For starters, I highly recommend the okTrends blog, published by some data scientists at okCupid. These folks take the treasure trove of data they have access to, and provide analysis on the aggregate. For example, they can tell you what properties of your profile photo lead to greater or fewer messages from other users. It is perhaps surprising that this doesn't present major legal troubles due to the privacy issues, although the fact that they are using "averages" mostly means that individual user information can not be inferred. (When they include photos, for example, they are ask permission.)
Online dating appears to be a growing very quickly; the Boston Globe recently reported that "22 percent of heterosexual couples surveyed met online." And while people tend to believe that Facebook and Google have a vast amount of information on their users, these dating sites know way more about you. Paul mentioned that users of eHarmony fill out a survey that typically takes 4 hours to complete, and that's even before they've invested in the site. And Tom mentioned that many users are investing hours per day on the site.

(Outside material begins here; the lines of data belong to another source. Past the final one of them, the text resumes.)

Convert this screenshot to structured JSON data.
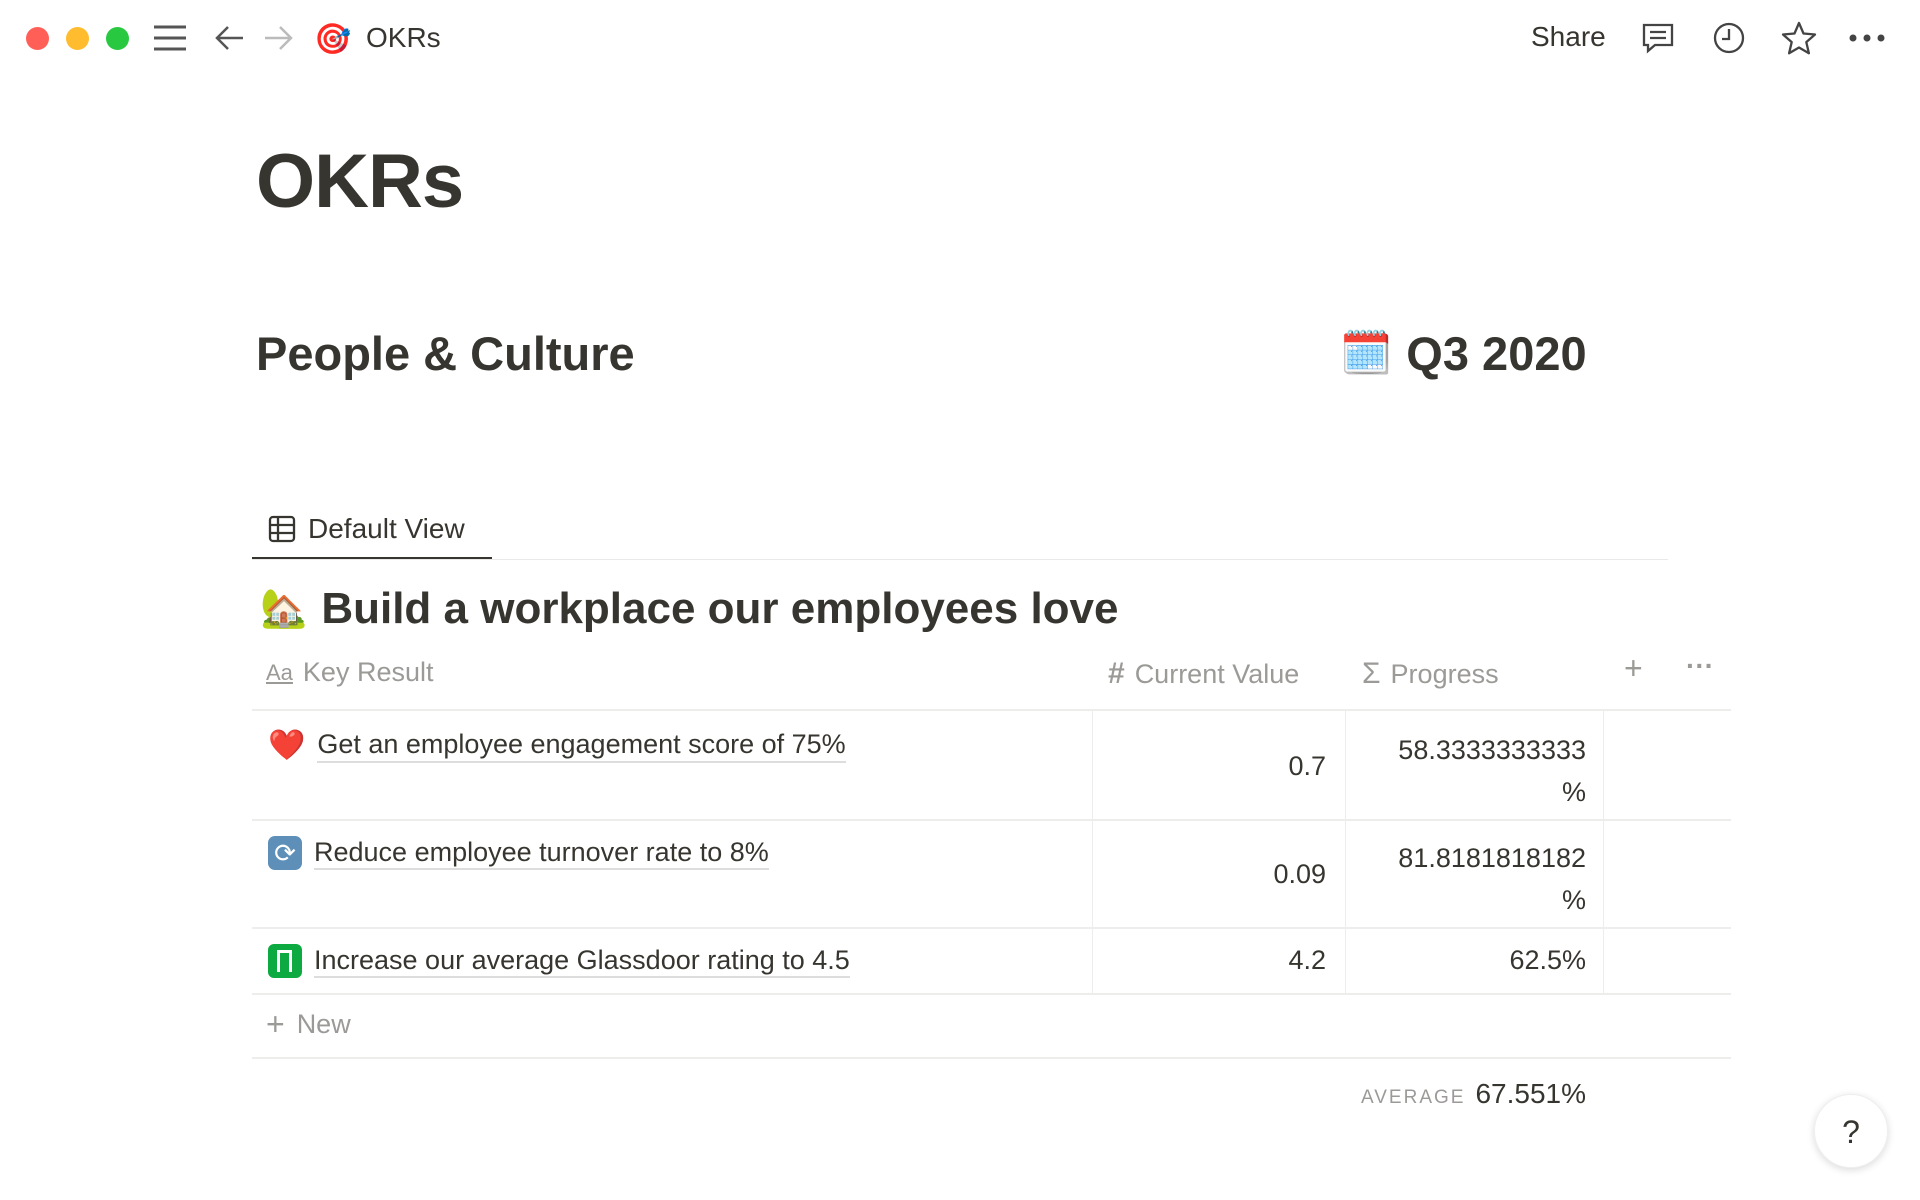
{
  "titlebar": {
    "page_title": "OKRs",
    "share": "Share",
    "page_icon": "target-icon"
  },
  "page": {
    "title": "OKRs",
    "team": "People & Culture",
    "quarter": "Q3 2020",
    "quarter_icon": "calendar-icon"
  },
  "view": {
    "tab": "Default View"
  },
  "group": {
    "icon": "house-with-tree-icon",
    "title": "Build a workplace our employees love"
  },
  "table": {
    "columns": {
      "key_result": "Key Result",
      "current_value": "Current Value",
      "progress": "Progress"
    },
    "rows": [
      {
        "icon": "heart-icon",
        "key_result": "Get an employee engagement score of 75%",
        "current_value": "0.7",
        "progress_line1": "58.3333333333",
        "progress_line2": "%"
      },
      {
        "icon": "refresh-icon",
        "key_result": "Reduce employee turnover rate to 8%",
        "current_value": "0.09",
        "progress_line1": "81.8181818182",
        "progress_line2": "%"
      },
      {
        "icon": "glassdoor-icon",
        "key_result": "Increase our average Glassdoor rating to 4.5",
        "current_value": "4.2",
        "progress_line1": "62.5%",
        "progress_line2": ""
      }
    ],
    "new_label": "New",
    "average_label": "AVERAGE",
    "average_value": "67.551%"
  },
  "help": "?"
}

If you play with any of these sites, as I have, you'll encounter a vast number of interesting learning problems. And whereas data labeling and annotation is usually quite expensive, users of dating sites are extremely happy to answer questions and give more info, so long as it leads to better matches. (Users give away lots of information just by the profiles they browse as well as the messages they respond to or ignore.) While dating might seem like a simple problem of ranking the "most desired partners" for a given user, there is actually a challenging allocation problem: most people just want to be shown the "hotties" even though this isn't efficient. And there are learning/decision problems that I would never have even thought about. Paul mentioned that eHarmony actually uses the survey data to do price discrimination, i.e. by setting the plan prices based on the users demographics. This presents a nice online bandit problem, since the user provides only an "accept/reject" response to the offer, rather than "no but I'll pay X".
I think problems in online dating are ripe for machine learning researchers, and I hope this becomes a big application in the future. And think of the benefits to the field: when people ask you "what do you work on?", you can say "I help people find love" rather than "I teach computers to distinguish between handwritten digits."